State education officials applied for a No Child Left Behind waiver in February, and they contend that the five-star rating system they’ve proposed as an alternative is unique and relies on more student data than plans proposed in states that have won waivers already.
They’ve also been working with the federal government since April to address concerns about Idaho’s new accountability plan.
The U.S. Department of Education responded to the waiver application this spring, saying it was robust in teacher and administrator training opportunities but needed work in other areas. Among the agency’s concerns: Idaho’s plan didn’t put enough emphasis on graduation rates and could potentially mask lower-performing students.
Idaho has since tweaked the system to place greater weight on graduation rates and to require school districts to adopt plans to help minority and economically disadvantaged students who are lagging behind their peers, said deputy superintendent Nick Smith.
But Idaho’s waiver application is one of five still under review, according to federal officials.
The state is working to ensure that Idaho’s new system doesn’t mask lower-performing students and that schools with significant achievement gaps won’t be able to land a five-star or four-star rating. Minority and economically disadvantaged student data will be reported individually, just as it was under No Child Left Behind, Smith said.
“All the data for those sub-groups will be reported publicly; we’re not masking them.

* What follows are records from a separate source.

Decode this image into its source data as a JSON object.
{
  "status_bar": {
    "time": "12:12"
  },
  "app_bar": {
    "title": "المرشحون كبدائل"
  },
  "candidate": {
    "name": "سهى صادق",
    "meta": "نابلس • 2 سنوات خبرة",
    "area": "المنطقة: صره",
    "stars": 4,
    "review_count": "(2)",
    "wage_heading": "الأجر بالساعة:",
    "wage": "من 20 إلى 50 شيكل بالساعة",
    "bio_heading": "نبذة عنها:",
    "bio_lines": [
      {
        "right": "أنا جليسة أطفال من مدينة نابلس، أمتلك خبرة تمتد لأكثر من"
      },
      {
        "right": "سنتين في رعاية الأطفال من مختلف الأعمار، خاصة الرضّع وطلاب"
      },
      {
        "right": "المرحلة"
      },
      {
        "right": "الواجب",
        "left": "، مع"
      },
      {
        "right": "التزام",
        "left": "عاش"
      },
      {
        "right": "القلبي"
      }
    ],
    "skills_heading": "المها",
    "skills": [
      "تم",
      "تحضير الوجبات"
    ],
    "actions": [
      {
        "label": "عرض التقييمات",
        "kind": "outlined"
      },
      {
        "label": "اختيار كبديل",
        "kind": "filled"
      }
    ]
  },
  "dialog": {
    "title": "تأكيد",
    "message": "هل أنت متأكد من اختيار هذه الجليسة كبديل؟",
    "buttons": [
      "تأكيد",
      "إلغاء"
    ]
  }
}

It was always our intent,” Smith said.
The wait on the waiver has been frustrating for public schools waiting for clarification on what student data to use, said Rob Winslow, executive director of the Idaho Association of School Administrators
“So we’re still in limbo,” Winslow said. “When a principal’s hired they need to know on their evaluation going into the year what does that 50 percent mean. And we don’t have any real true direction from the state yet.”

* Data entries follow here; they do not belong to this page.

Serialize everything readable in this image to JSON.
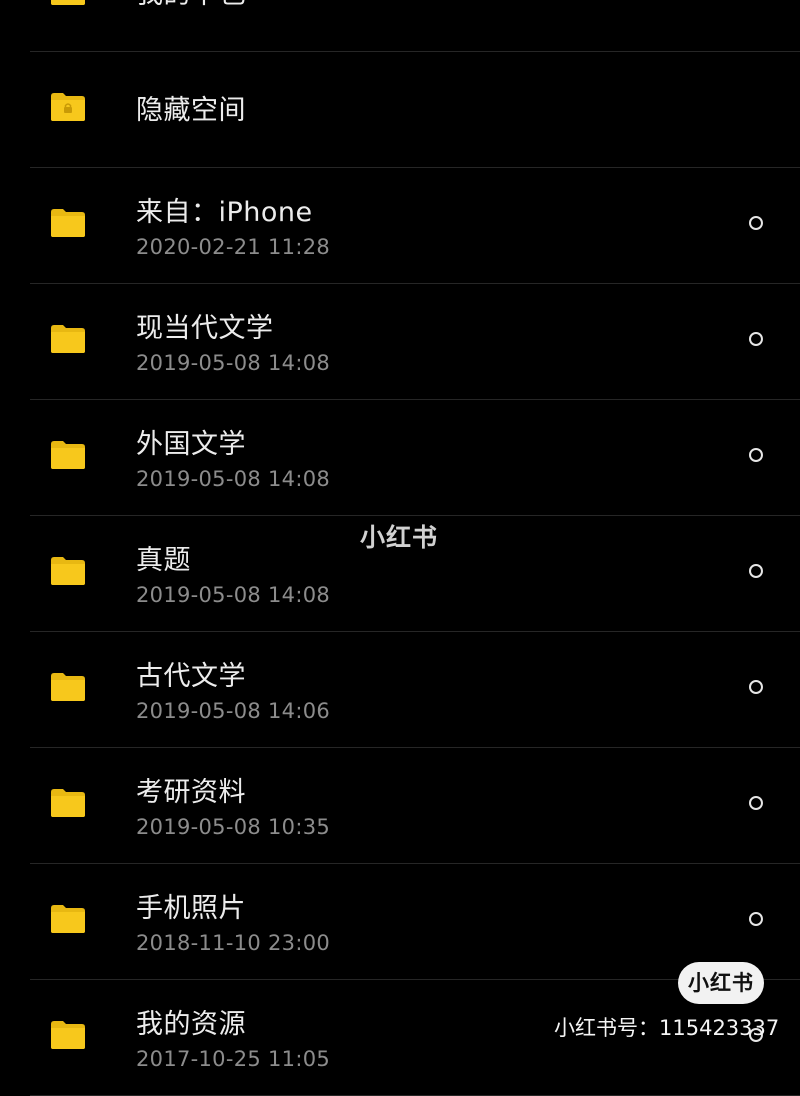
{
  "colors": {
    "background": "#000000",
    "folder": "#f7c81c",
    "folder_tab": "#e8b812",
    "separator": "#262626",
    "name_text": "#ececec",
    "date_text": "#8c8c8c"
  },
  "folders": [
    {
      "name": "我的下包",
      "date": "",
      "icon": "folder-icon",
      "selectable": false
    },
    {
      "name": "隐藏空间",
      "date": "",
      "icon": "locked-folder-icon",
      "selectable": false
    },
    {
      "name": "来自：iPhone",
      "date": "2020-02-21 11:28",
      "icon": "folder-icon",
      "selectable": true
    },
    {
      "name": "现当代文学",
      "date": "2019-05-08 14:08",
      "icon": "folder-icon",
      "selectable": true
    },
    {
      "name": "外国文学",
      "date": "2019-05-08 14:08",
      "icon": "folder-icon",
      "selectable": true
    },
    {
      "name": "真题",
      "date": "2019-05-08 14:08",
      "icon": "folder-icon",
      "selectable": true
    },
    {
      "name": "古代文学",
      "date": "2019-05-08 14:06",
      "icon": "folder-icon",
      "selectable": true
    },
    {
      "name": "考研资料",
      "date": "2019-05-08 10:35",
      "icon": "folder-icon",
      "selectable": true
    },
    {
      "name": "手机照片",
      "date": "2018-11-10 23:00",
      "icon": "folder-icon",
      "selectable": true
    },
    {
      "name": "我的资源",
      "date": "2017-10-25 11:05",
      "icon": "folder-icon",
      "selectable": true
    }
  ],
  "watermark": {
    "center_text": "小红书",
    "badge_text": "小红书",
    "id_text": "小红书号：115423337"
  }
}
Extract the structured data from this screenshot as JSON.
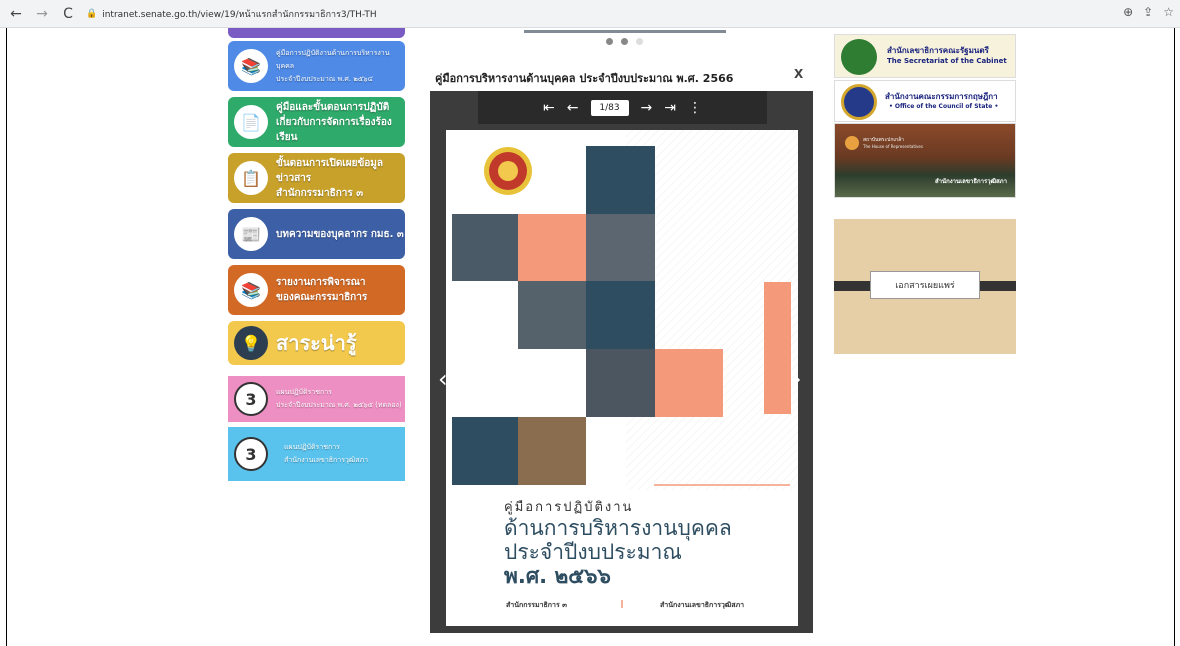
{
  "browser": {
    "url": "intranet.senate.go.th/view/19/หน้าแรกสำนักกรรมาธิการ3/TH-TH"
  },
  "menu": {
    "items": [
      {
        "label_1": "คู่มือการปฏิบัติงานด้านการบริหารงานบุคคล",
        "label_2": "ประจำปีงบประมาณ พ.ศ. ๒๕๖๔",
        "color": "#4e8ae6",
        "icon": "books-icon"
      },
      {
        "label_1": "คู่มือและขั้นตอนการปฏิบัติ",
        "label_2": "เกี่ยวกับการจัดการเรื่องร้องเรียน",
        "color": "#2eaa6a",
        "icon": "document-icon"
      },
      {
        "label_1": "ขั้นตอนการเปิดเผยข้อมูลข่าวสาร",
        "label_2": "สำนักกรรมาธิการ ๓",
        "color": "#c8a12a",
        "icon": "clipboard-icon"
      },
      {
        "label_1": "บทความของบุคลากร กมธ. ๓",
        "label_2": "",
        "color": "#3c5fa6",
        "icon": "article-icon"
      },
      {
        "label_1": "รายงานการพิจารณา",
        "label_2": "ของคณะกรรมาธิการ",
        "color": "#d26a26",
        "icon": "report-books-icon"
      },
      {
        "label_1": "สาระน่ารู้",
        "label_2": "",
        "color": "#f2c94c",
        "icon": "lightbulb-icon"
      },
      {
        "label_1": "แผนปฏิบัติราชการ",
        "label_2": "ประจำปีงบประมาณ พ.ศ. ๒๕๖๕ (ทดลอง)",
        "color": "#ee8fc4",
        "icon": "number-3-icon"
      },
      {
        "label_1": "แผนปฏิบัติราชการ",
        "label_2": "สำนักงานเลขาธิการวุฒิสภา",
        "color": "#59c3ee",
        "icon": "number-3-icon"
      }
    ]
  },
  "viewer": {
    "title": "คู่มือการบริหารงานด้านบุคคล ประจำปีงบประมาณ พ.ศ. 2566",
    "close": "X",
    "page_indicator": "1/83",
    "cover": {
      "subtitle": "คู่มือการปฏิบัติงาน",
      "title_1": "ด้านการบริหารงานบุคคล",
      "title_2": "ประจำปีงบประมาณ",
      "title_3": "พ.ศ. ๒๕๖๖",
      "footer_left": "สำนักกรรมาธิการ ๓",
      "footer_right": "สำนักงานเลขาธิการวุฒิสภา"
    }
  },
  "banners": {
    "cabinet_th": "สำนักเลขาธิการคณะรัฐมนตรี",
    "cabinet_en": "The Secretariat of the Cabinet",
    "council_th": "สำนักงานคณะกรรมการกฤษฎีกา",
    "council_en": "• Office of the Council of State •",
    "parliament_th": "สถาบันพระปกเกล้า",
    "parliament_en": "The House of Representatives",
    "parliament_caption": "สำนักงานเลขาธิการวุฒิสภา",
    "publication": "เอกสารเผยแพร่"
  }
}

Winslow is confident that schools will get clarification, but the timing has put them in a pinch, he said.
“We shouldn’t be going, ‘What are we doing?’ ” he said. “We’re starting a school year.”

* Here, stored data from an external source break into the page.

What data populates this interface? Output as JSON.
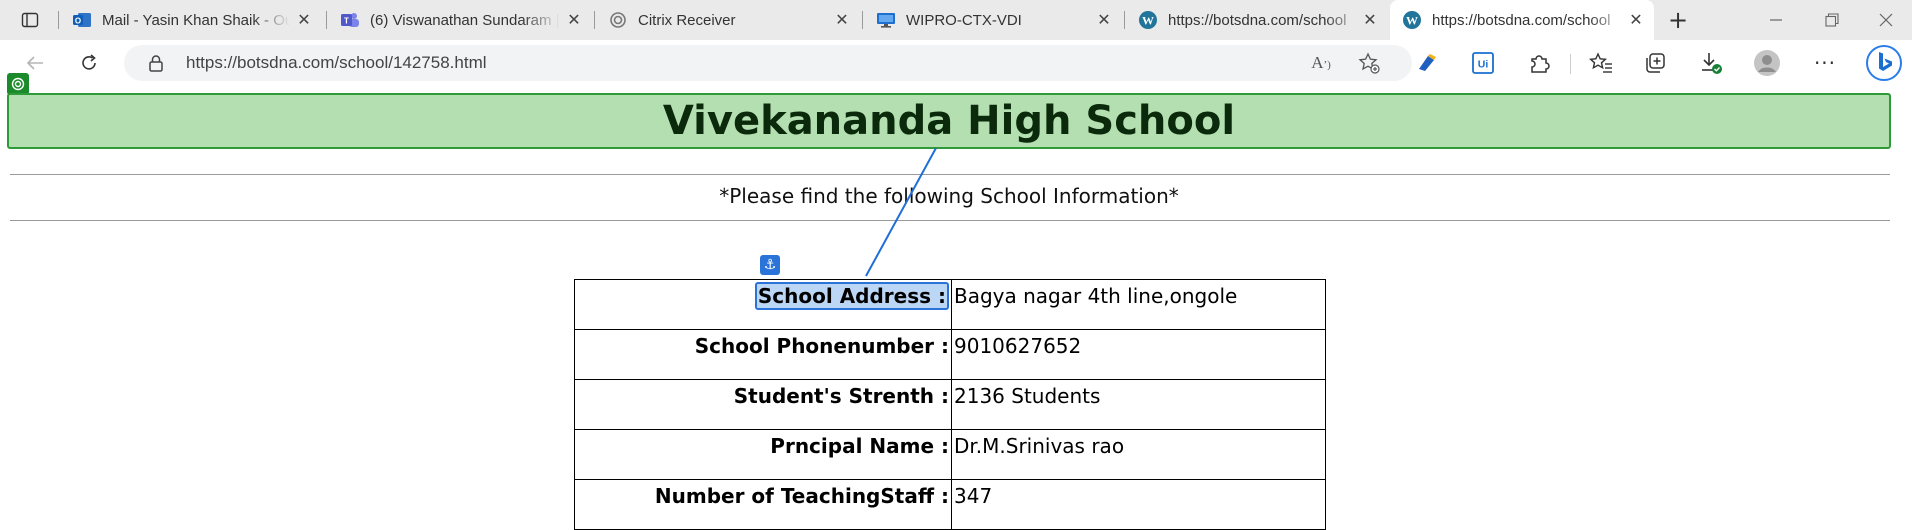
{
  "browser": {
    "tabs": [
      {
        "title": "Mail - Yasin Khan Shaik - Ou",
        "icon": "outlook-icon"
      },
      {
        "title": "(6) Viswanathan Sundaram |",
        "icon": "teams-icon"
      },
      {
        "title": "Citrix Receiver",
        "icon": "citrix-icon"
      },
      {
        "title": "WIPRO-CTX-VDI",
        "icon": "monitor-icon"
      },
      {
        "title": "https://botsdna.com/school",
        "icon": "wordpress-icon"
      },
      {
        "title": "https://botsdna.com/school",
        "icon": "wordpress-icon"
      }
    ],
    "active_tab_index": 5,
    "url": "https://botsdna.com/school/142758.html",
    "accent_color": "#1a73e8"
  },
  "page": {
    "school_name": "Vivekananda High School",
    "subtitle": "*Please find the following School Information*",
    "info": [
      {
        "label": "School Address :",
        "value": "Bagya nagar 4th line,ongole"
      },
      {
        "label": "School Phonenumber :",
        "value": "9010627652"
      },
      {
        "label": "Student's Strenth :",
        "value": "2136 Students"
      },
      {
        "label": "Prncipal Name :",
        "value": "Dr.M.Srinivas rao"
      },
      {
        "label": "Number of TeachingStaff :",
        "value": "347"
      }
    ],
    "title_bg_color": "#b3dfb1",
    "selection_color": "#2a73d9"
  }
}
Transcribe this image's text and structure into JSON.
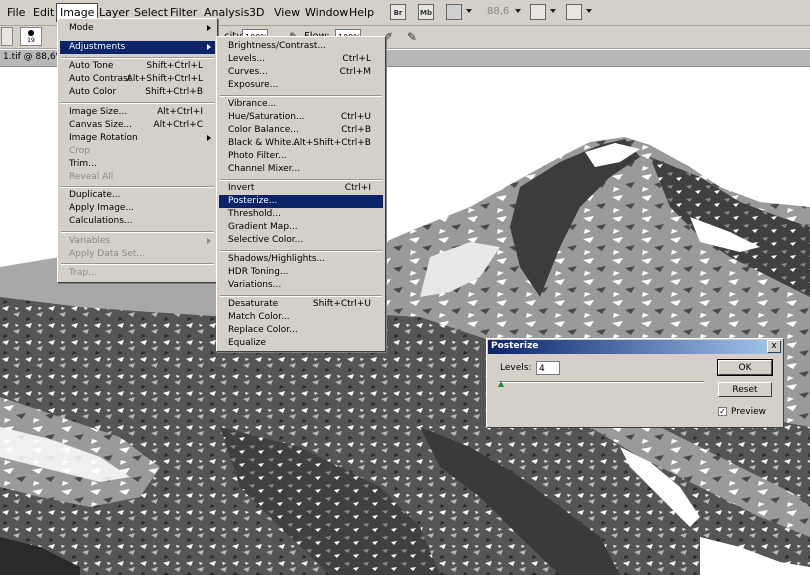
{
  "menubar": {
    "items": [
      "File",
      "Edit",
      "Image",
      "Layer",
      "Select",
      "Filter",
      "Analysis",
      "3D",
      "View",
      "Window",
      "Help"
    ],
    "icons": [
      "Br",
      "Mb"
    ],
    "zoom": "88,6"
  },
  "optbar": {
    "brush_size": "19",
    "opacity_label": "city:",
    "opacity_value": "100%",
    "flow_label": "Flow:",
    "flow_value": "100%"
  },
  "doc": {
    "tab_title": "1.tif @ 88,6%"
  },
  "image_menu": {
    "items": [
      {
        "label": "Mode",
        "shortcut": ""
      },
      {
        "label": "Adjustments",
        "shortcut": ""
      },
      {
        "label": "Auto Tone",
        "shortcut": "Shift+Ctrl+L"
      },
      {
        "label": "Auto Contrast",
        "shortcut": "Alt+Shift+Ctrl+L"
      },
      {
        "label": "Auto Color",
        "shortcut": "Shift+Ctrl+B"
      },
      {
        "label": "Image Size...",
        "shortcut": "Alt+Ctrl+I"
      },
      {
        "label": "Canvas Size...",
        "shortcut": "Alt+Ctrl+C"
      },
      {
        "label": "Image Rotation",
        "shortcut": ""
      },
      {
        "label": "Crop",
        "shortcut": ""
      },
      {
        "label": "Trim...",
        "shortcut": ""
      },
      {
        "label": "Reveal All",
        "shortcut": ""
      },
      {
        "label": "Duplicate...",
        "shortcut": ""
      },
      {
        "label": "Apply Image...",
        "shortcut": ""
      },
      {
        "label": "Calculations...",
        "shortcut": ""
      },
      {
        "label": "Variables",
        "shortcut": ""
      },
      {
        "label": "Apply Data Set...",
        "shortcut": ""
      },
      {
        "label": "Trap...",
        "shortcut": ""
      }
    ]
  },
  "adjustments_menu": {
    "items": [
      {
        "label": "Brightness/Contrast...",
        "shortcut": ""
      },
      {
        "label": "Levels...",
        "shortcut": "Ctrl+L"
      },
      {
        "label": "Curves...",
        "shortcut": "Ctrl+M"
      },
      {
        "label": "Exposure...",
        "shortcut": ""
      },
      {
        "label": "Vibrance...",
        "shortcut": ""
      },
      {
        "label": "Hue/Saturation...",
        "shortcut": "Ctrl+U"
      },
      {
        "label": "Color Balance...",
        "shortcut": "Ctrl+B"
      },
      {
        "label": "Black & White...",
        "shortcut": "Alt+Shift+Ctrl+B"
      },
      {
        "label": "Photo Filter...",
        "shortcut": ""
      },
      {
        "label": "Channel Mixer...",
        "shortcut": ""
      },
      {
        "label": "Invert",
        "shortcut": "Ctrl+I"
      },
      {
        "label": "Posterize...",
        "shortcut": ""
      },
      {
        "label": "Threshold...",
        "shortcut": ""
      },
      {
        "label": "Gradient Map...",
        "shortcut": ""
      },
      {
        "label": "Selective Color...",
        "shortcut": ""
      },
      {
        "label": "Shadows/Highlights...",
        "shortcut": ""
      },
      {
        "label": "HDR Toning...",
        "shortcut": ""
      },
      {
        "label": "Variations...",
        "shortcut": ""
      },
      {
        "label": "Desaturate",
        "shortcut": "Shift+Ctrl+U"
      },
      {
        "label": "Match Color...",
        "shortcut": ""
      },
      {
        "label": "Replace Color...",
        "shortcut": ""
      },
      {
        "label": "Equalize",
        "shortcut": ""
      }
    ]
  },
  "posterize_dialog": {
    "title": "Posterize",
    "close": "x",
    "levels_label": "Levels:",
    "levels_value": "4",
    "ok_label": "OK",
    "reset_label": "Reset",
    "preview_label": "Preview",
    "preview_checked": true
  },
  "colors": {
    "highlight": "#0a246a",
    "chrome": "#d4d0c8"
  }
}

California, Illinois, Iowa and Nevada also are waiting to hear whether they’ll be able to ditch key requirements of No Child Left Behind, a law passed under President George W. Bush and known primarily for its emphasis on standardized tests and the labeling of thousands of schools as “failures.”
President Barack Obama is granting states waivers from the law if they meet certain conditions. No Child requires all students to be proficient in reading and math by 2014 but the waivers throw out that fundamental requirement, provided states offer a viable alternative plan.
More than 30 states have been freed from the law’s key requirements, while about a dozen states have not sought a waiver.
Idaho education officials attributed the wait on their application to the complexity of their new accountability system, which will rate public schools based on multiple measures, not just standardized test scores that measure student proficiency and academic growth, said state schools chief Tom Luna.
For example, Idaho’s schools also will be judged not only on the Idaho Standardized Achievement Tests, or the ISAT, but also on how students perform on college entrance exams and how many of their secondary students are taking advanced placement courses.
“Those are things that I think you’ll find that most states are not doing,” Luna said. “They’re just looking at their standardized tests and how many kids can pass it and what kind of growth students are making toward proficiency. We want multiple measures.”
Further complicating Idaho’s application, Luna said, is that it has proposed one accountability system to replace No Child Left Behind. Some other states have opted for plans that include a separate set of rankings for their bottom 15 percent of schools, Luna said.
“We refuse to have two accountability systems. We’re going to have one,” he said.
As part of the waiver application, the federal government required states to show they have a plan to help low-performing schools.
Some states adopted a system that ranks all their schools on a five-star or A-thru-F scale while also developing a separate ranking system for lower-performing schools classified as “priority” or “focus,” to win waiver approval, Luna’s agency said. Idaho wants to use one five-star scale to cover all schools.
“Our one- to two-star schools will be our priority and focused schools,” Luna said.
He opted for a five-star scale because he believes it’s a system the general public can relate to, with hotel and restaurant reviews based on similar ratings.
“Having two accountability systems will not only confuse parents, but it will also begin to confuse educators, and then it will just be useless,” Luna said. “People will no longer rely on it in determining how their schools are doing academically.”
This fall, Idaho will rank schools on the new five-star plan and on whether they made adequate yearly progress, or AYP, under No Child Left Behind as the state transitions.
“We have to announce them together because a school’s AYP rating will be matched with their star rating and that will determine, basically, what accountability measures or what rewards they receive,” said Smith, the deputy superintendent. “This is the only year we’re going to do that.”